Now, the farming and food sector has to be reduced by a quarter or a half or whatever reduction some environmental activists deem to be necessary. And we’ll probably read about it first in the newspaper, or hear about on the radio.

We have to get past this completely false presentation of Ireland’s climate challenge that has farming and food as an obstacle to progress. This is not an ‘either/or’ between Irish farming and meeting our climate targets. It never has been and if we persist in looking at it that way then we’ll end up failing on both.

Very influential elements in our decision-making process don’t seem particularly alarmed by this trend. They should be, because we certainly are.

The energy of rural Ireland is not wind or solar or even diesel–rural Ireland runs on milk. The focus on environment to the exclusion of food will almost certainly mean that, in the words of UN Secretary-General António Guterres,  at the G20 Summit in Bali in November 2022: “We are on the way to a raging food catastrophe.”

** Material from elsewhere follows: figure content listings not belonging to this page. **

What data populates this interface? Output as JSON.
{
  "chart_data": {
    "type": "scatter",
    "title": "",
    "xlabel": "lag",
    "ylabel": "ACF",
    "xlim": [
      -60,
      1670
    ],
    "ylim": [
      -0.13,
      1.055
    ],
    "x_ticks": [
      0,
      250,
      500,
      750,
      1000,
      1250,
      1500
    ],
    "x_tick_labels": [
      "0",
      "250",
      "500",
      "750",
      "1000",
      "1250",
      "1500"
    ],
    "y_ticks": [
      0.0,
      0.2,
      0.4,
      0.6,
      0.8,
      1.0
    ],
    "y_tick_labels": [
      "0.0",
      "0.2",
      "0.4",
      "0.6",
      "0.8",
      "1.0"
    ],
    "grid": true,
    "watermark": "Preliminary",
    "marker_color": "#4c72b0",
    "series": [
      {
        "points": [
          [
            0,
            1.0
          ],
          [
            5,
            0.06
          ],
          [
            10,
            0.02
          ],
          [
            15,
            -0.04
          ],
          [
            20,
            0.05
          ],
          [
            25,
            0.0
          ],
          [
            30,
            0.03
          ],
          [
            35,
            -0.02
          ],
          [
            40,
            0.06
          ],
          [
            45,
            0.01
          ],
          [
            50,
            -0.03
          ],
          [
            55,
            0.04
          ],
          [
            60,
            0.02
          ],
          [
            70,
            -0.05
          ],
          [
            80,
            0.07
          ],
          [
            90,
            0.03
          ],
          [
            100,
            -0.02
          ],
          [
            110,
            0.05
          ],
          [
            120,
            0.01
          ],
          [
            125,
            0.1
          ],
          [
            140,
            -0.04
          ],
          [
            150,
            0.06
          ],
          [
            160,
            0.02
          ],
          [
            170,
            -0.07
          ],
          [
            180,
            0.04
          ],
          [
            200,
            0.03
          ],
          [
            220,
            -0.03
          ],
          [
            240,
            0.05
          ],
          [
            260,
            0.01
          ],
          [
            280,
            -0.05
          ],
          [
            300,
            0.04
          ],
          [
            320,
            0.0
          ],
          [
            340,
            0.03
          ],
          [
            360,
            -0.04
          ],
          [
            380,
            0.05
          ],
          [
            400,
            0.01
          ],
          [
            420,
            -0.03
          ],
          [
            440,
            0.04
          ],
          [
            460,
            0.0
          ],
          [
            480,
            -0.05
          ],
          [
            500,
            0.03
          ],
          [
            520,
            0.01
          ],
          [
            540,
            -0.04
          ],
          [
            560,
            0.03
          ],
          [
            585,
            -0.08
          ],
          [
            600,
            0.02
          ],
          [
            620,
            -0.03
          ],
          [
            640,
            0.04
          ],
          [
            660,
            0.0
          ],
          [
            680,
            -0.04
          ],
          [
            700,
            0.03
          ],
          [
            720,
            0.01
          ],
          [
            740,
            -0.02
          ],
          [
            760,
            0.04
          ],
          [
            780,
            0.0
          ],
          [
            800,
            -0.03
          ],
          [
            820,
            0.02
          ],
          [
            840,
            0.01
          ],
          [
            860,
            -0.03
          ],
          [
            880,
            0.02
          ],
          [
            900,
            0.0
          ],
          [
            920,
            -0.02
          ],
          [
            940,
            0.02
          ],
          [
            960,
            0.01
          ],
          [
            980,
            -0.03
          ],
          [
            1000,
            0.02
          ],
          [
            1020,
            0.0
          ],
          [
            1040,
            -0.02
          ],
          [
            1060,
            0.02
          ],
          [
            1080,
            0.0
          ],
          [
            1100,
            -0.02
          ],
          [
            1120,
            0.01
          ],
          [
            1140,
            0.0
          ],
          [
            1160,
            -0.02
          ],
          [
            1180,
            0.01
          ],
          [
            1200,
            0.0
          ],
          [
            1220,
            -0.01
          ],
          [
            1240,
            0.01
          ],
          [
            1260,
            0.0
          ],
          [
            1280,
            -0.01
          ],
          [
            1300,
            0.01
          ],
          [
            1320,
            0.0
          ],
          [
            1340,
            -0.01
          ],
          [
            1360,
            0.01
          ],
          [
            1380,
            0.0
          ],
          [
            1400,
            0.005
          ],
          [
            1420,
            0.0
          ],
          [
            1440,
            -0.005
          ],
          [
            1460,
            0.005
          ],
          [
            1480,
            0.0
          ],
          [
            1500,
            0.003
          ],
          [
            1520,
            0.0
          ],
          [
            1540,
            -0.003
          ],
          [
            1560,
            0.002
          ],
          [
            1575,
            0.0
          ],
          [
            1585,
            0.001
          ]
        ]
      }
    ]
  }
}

ICMSA will be part of solutions that start from and proceed within the bounds of science and logic. Some consistency would also be welcome; everyone wants emissions to be lowered, but no-one wants to give up their sun holidays. We live in an age of jaw-dropping double standards where, often on the same news bulletin, we have calls for compulsory reductions of cow numbers while surging sales of hundreds of thousands of overseas flights to sun destinations by budget airlines are announced as though it were a good-news story.

Emissions from farming? That’s a national problem with mandatory targets aimed at reduction of the whole national sector. Emissions from air travel? That’s none of our business and bon voyage! We seem to have arrived at a very odd decision about the distinction between good and bad emissions. But that wouldn’t be the only odd decision we are going to be grappling with in Ireland.

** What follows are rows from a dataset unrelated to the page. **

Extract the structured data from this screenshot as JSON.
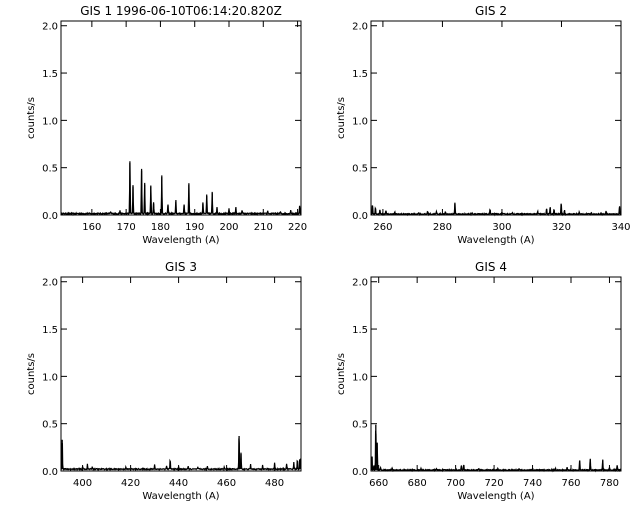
{
  "chart_data": [
    {
      "type": "line",
      "title": "GIS 1 1996-06-10T06:14:20.820Z",
      "xlabel": "Wavelength (A)",
      "ylabel": "counts/s",
      "xlim": [
        151,
        221
      ],
      "ylim": [
        0,
        2.05
      ],
      "xticks": [
        160,
        170,
        180,
        190,
        200,
        210,
        220
      ],
      "yticks": [
        0.0,
        0.5,
        1.0,
        1.5,
        2.0
      ],
      "ytick_labels": [
        "0.0",
        "0.5",
        "1.0",
        "1.5",
        "2.0"
      ],
      "grid": false,
      "baseline": 0.015,
      "peaks": [
        [
          165.5,
          0.02
        ],
        [
          168.2,
          0.03
        ],
        [
          171.1,
          0.55
        ],
        [
          172.0,
          0.3
        ],
        [
          174.5,
          0.47
        ],
        [
          175.4,
          0.32
        ],
        [
          177.2,
          0.3
        ],
        [
          178.0,
          0.12
        ],
        [
          180.4,
          0.4
        ],
        [
          182.2,
          0.1
        ],
        [
          184.5,
          0.14
        ],
        [
          186.9,
          0.1
        ],
        [
          188.3,
          0.32
        ],
        [
          192.4,
          0.12
        ],
        [
          193.5,
          0.2
        ],
        [
          195.1,
          0.23
        ],
        [
          196.5,
          0.07
        ],
        [
          200.0,
          0.05
        ],
        [
          202.0,
          0.07
        ],
        [
          203.8,
          0.04
        ],
        [
          211.3,
          0.03
        ],
        [
          215.0,
          0.02
        ],
        [
          218.0,
          0.04
        ],
        [
          220.6,
          0.08
        ]
      ]
    },
    {
      "type": "line",
      "title": "GIS 2",
      "xlabel": "Wavelength (A)",
      "ylabel": "counts/s",
      "xlim": [
        256,
        340
      ],
      "ylim": [
        0,
        2.05
      ],
      "xticks": [
        260,
        280,
        300,
        320,
        340
      ],
      "yticks": [
        0.0,
        0.5,
        1.0,
        1.5,
        2.0
      ],
      "ytick_labels": [
        "0.0",
        "0.5",
        "1.0",
        "1.5",
        "2.0"
      ],
      "grid": false,
      "baseline": 0.01,
      "peaks": [
        [
          256.5,
          0.1
        ],
        [
          257.5,
          0.07
        ],
        [
          259.0,
          0.05
        ],
        [
          261.0,
          0.04
        ],
        [
          264.0,
          0.02
        ],
        [
          272.0,
          0.02
        ],
        [
          275.0,
          0.03
        ],
        [
          278.0,
          0.03
        ],
        [
          281.0,
          0.02
        ],
        [
          284.2,
          0.12
        ],
        [
          290.0,
          0.02
        ],
        [
          296.0,
          0.05
        ],
        [
          300.0,
          0.02
        ],
        [
          303.5,
          0.02
        ],
        [
          312.0,
          0.03
        ],
        [
          315.0,
          0.06
        ],
        [
          316.2,
          0.08
        ],
        [
          317.5,
          0.05
        ],
        [
          319.9,
          0.12
        ],
        [
          321.0,
          0.04
        ],
        [
          326.0,
          0.02
        ],
        [
          330.0,
          0.02
        ],
        [
          335.0,
          0.03
        ],
        [
          339.5,
          0.08
        ]
      ]
    },
    {
      "type": "line",
      "title": "GIS 3",
      "xlabel": "Wavelength (A)",
      "ylabel": "counts/s",
      "xlim": [
        391,
        491
      ],
      "ylim": [
        0,
        2.05
      ],
      "xticks": [
        400,
        420,
        440,
        460,
        480
      ],
      "yticks": [
        0.0,
        0.5,
        1.0,
        1.5,
        2.0
      ],
      "ytick_labels": [
        "0.0",
        "0.5",
        "1.0",
        "1.5",
        "2.0"
      ],
      "grid": false,
      "baseline": 0.02,
      "peaks": [
        [
          391.5,
          0.33
        ],
        [
          400.0,
          0.03
        ],
        [
          402.0,
          0.05
        ],
        [
          404.0,
          0.03
        ],
        [
          418.0,
          0.02
        ],
        [
          430.0,
          0.05
        ],
        [
          435.0,
          0.04
        ],
        [
          436.5,
          0.1
        ],
        [
          440.0,
          0.03
        ],
        [
          444.0,
          0.03
        ],
        [
          448.0,
          0.02
        ],
        [
          452.0,
          0.03
        ],
        [
          459.0,
          0.02
        ],
        [
          465.2,
          0.37
        ],
        [
          466.0,
          0.18
        ],
        [
          470.0,
          0.05
        ],
        [
          475.0,
          0.05
        ],
        [
          480.0,
          0.07
        ],
        [
          485.0,
          0.06
        ],
        [
          488.0,
          0.07
        ],
        [
          489.5,
          0.1
        ],
        [
          490.5,
          0.12
        ]
      ]
    },
    {
      "type": "line",
      "title": "GIS 4",
      "xlabel": "Wavelength (A)",
      "ylabel": "counts/s",
      "xlim": [
        656,
        786
      ],
      "ylim": [
        0,
        2.05
      ],
      "xticks": [
        660,
        680,
        700,
        720,
        740,
        760,
        780
      ],
      "yticks": [
        0.0,
        0.5,
        1.0,
        1.5,
        2.0
      ],
      "ytick_labels": [
        "0.0",
        "0.5",
        "1.0",
        "1.5",
        "2.0"
      ],
      "grid": false,
      "baseline": 0.01,
      "peaks": [
        [
          656.5,
          0.15
        ],
        [
          657.5,
          0.05
        ],
        [
          658.5,
          0.49
        ],
        [
          659.2,
          0.3
        ],
        [
          661.0,
          0.03
        ],
        [
          667.0,
          0.02
        ],
        [
          682.0,
          0.02
        ],
        [
          690.0,
          0.02
        ],
        [
          703.0,
          0.05
        ],
        [
          704.2,
          0.06
        ],
        [
          712.0,
          0.02
        ],
        [
          722.0,
          0.02
        ],
        [
          733.0,
          0.02
        ],
        [
          740.0,
          0.02
        ],
        [
          752.0,
          0.02
        ],
        [
          758.0,
          0.03
        ],
        [
          764.5,
          0.11
        ],
        [
          770.0,
          0.12
        ],
        [
          776.5,
          0.11
        ],
        [
          780.0,
          0.03
        ],
        [
          784.0,
          0.05
        ]
      ]
    }
  ]
}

The recent Supreme Court decision around costs of environmental objections is also of significant concern. On the face of it, this judgment must surely mean very prolonged periods of incredibly expensive legal process with only one side – those seeking permission to build – being in any way liable for what would surely be staggering costs involved. The State is now committed to effectively underwriting any costs to any objections where the objections arose on environmental grounds. This must increase the already dizzying number of cases where the State was effectively mounting legal challenges against its own decisions. Through subventions and funding of agencies like An Taisce and numerous other groups, taxpayers are already in a position where they were funding both sides of horrendously expensive legal battles – the State agencies that had given third party entities permission for building and the state-supported NGOs that were objecting to those projects proceeding. The net effect of the Supreme Court judgment is that so long as the objection can be filed under any kind of environmental heading, then the State is obliged to cover all the costs associated with that objection. 

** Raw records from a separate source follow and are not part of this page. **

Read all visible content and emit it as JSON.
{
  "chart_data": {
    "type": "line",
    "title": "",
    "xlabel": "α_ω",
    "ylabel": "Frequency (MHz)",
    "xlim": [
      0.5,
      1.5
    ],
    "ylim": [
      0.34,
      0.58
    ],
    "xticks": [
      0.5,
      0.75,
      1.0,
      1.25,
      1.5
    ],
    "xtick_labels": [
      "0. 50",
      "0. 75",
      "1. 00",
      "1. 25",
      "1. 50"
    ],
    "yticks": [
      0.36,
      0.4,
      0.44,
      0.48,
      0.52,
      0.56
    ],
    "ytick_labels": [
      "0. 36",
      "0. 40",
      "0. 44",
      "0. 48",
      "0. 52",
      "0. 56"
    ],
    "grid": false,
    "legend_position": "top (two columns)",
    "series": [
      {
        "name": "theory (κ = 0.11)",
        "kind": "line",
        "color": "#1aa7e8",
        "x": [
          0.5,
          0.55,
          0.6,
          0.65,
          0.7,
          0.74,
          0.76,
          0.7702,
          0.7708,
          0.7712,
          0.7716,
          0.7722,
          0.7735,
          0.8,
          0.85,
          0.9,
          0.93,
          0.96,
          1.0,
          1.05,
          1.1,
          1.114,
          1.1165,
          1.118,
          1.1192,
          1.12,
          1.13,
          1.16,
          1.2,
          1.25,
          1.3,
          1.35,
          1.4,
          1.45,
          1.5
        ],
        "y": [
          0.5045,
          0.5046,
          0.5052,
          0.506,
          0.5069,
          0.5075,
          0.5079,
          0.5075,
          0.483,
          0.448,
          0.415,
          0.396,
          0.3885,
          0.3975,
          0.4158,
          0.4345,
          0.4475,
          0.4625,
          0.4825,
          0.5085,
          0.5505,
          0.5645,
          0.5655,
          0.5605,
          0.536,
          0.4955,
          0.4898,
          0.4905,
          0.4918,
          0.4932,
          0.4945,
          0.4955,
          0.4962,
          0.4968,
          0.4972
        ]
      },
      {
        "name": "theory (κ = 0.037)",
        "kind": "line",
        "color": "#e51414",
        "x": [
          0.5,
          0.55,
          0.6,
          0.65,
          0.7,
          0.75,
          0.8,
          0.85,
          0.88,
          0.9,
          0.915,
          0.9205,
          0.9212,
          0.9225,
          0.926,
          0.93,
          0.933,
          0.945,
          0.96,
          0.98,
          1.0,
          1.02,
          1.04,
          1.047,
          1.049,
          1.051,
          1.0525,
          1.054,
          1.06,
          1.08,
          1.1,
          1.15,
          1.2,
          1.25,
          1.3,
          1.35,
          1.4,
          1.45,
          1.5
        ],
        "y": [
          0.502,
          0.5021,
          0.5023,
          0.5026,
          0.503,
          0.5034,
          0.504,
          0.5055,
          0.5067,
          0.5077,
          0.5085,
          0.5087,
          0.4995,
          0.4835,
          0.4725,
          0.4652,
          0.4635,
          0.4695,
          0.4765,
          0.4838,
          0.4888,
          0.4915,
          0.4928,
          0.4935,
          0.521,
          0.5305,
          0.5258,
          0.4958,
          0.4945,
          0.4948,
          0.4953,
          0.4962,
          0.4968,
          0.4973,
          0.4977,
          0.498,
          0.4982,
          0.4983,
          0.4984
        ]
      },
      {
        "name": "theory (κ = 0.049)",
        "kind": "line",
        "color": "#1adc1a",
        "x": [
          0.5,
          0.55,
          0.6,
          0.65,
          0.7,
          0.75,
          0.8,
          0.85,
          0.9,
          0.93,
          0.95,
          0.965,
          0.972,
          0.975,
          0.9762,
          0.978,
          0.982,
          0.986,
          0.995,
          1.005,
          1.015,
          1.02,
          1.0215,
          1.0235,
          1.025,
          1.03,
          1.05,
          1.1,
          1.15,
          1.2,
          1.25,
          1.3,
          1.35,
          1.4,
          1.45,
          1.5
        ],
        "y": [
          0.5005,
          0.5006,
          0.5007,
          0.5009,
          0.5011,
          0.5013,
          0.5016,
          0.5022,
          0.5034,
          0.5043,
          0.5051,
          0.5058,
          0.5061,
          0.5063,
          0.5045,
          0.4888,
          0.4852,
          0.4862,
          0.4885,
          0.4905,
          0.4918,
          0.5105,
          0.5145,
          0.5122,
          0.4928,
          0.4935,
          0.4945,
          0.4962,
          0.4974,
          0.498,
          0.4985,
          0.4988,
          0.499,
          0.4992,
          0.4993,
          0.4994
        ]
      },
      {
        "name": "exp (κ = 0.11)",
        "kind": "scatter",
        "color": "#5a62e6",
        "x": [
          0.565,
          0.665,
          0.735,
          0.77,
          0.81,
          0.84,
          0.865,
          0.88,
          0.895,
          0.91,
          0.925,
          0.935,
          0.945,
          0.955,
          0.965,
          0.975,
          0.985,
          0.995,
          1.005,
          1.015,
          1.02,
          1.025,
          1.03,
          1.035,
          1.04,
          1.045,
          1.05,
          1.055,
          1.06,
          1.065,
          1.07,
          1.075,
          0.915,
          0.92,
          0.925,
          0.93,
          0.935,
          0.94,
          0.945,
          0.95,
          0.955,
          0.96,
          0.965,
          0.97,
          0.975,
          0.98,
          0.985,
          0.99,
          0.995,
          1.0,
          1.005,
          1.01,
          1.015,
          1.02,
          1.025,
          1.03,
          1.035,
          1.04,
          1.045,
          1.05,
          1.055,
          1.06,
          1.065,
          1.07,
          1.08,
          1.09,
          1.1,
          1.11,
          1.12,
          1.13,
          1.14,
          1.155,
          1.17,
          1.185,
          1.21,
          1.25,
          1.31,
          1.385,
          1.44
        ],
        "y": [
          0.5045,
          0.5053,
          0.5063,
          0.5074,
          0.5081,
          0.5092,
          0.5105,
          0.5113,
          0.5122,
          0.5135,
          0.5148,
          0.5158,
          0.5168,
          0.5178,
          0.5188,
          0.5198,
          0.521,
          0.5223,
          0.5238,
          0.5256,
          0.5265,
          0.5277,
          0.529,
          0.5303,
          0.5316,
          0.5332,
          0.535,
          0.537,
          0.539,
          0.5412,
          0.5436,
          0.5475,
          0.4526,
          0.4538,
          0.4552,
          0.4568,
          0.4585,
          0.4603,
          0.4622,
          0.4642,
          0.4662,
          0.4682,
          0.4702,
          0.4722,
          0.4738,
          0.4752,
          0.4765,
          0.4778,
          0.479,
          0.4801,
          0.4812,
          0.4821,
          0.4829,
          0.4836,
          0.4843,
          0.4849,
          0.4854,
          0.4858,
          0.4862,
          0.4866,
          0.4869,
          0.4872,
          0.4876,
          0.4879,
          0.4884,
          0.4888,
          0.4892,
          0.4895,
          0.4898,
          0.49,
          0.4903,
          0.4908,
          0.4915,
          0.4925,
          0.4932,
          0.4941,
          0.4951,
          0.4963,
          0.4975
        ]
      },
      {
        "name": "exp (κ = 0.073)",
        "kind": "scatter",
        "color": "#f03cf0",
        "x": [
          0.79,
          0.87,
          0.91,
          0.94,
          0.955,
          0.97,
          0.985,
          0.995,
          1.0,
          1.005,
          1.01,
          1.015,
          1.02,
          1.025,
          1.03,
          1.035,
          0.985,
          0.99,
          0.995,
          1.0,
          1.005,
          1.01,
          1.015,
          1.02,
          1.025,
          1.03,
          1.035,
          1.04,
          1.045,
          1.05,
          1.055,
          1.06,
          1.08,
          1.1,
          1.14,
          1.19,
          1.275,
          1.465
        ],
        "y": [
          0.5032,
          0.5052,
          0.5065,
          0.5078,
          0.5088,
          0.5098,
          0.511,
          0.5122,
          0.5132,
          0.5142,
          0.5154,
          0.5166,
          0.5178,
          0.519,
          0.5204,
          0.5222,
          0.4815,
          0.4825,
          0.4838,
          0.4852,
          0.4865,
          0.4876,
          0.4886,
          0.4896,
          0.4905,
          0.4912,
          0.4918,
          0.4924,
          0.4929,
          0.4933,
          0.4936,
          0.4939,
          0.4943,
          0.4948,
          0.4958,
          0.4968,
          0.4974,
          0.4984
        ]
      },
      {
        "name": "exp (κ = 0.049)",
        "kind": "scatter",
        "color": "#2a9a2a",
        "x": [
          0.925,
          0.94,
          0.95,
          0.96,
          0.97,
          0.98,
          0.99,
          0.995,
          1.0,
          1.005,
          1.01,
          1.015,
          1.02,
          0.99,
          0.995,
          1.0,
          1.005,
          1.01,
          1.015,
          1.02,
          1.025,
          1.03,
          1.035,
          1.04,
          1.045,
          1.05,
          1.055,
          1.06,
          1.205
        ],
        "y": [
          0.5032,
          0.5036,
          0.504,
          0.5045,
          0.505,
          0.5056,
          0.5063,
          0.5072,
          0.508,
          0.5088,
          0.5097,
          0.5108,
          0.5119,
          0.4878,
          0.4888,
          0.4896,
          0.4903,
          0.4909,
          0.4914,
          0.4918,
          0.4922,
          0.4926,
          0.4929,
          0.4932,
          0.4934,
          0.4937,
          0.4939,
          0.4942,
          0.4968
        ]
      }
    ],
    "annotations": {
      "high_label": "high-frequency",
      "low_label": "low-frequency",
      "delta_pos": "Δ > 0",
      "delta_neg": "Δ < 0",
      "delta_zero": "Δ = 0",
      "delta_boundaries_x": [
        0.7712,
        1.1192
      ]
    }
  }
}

The An Taisce action on the Nitrates Derogation is of huge concern to our members and our Executive Committee decided recently that ICMSA should apply to be a notice party to this case. The State won’t fund our legal action, farmers will have to fund it ourselves and ICMSA has decided to use our resources to defend our members’ position and to insist that our voice is heard on this matter. The action is of huge significance to, not only our members, but to the whole dairy sector and the wider rural economy. If An Taisce succeeds on this matter, it will have huge negative implications for our sector and ICMSA expects the State to resolutely defend its position on this matter.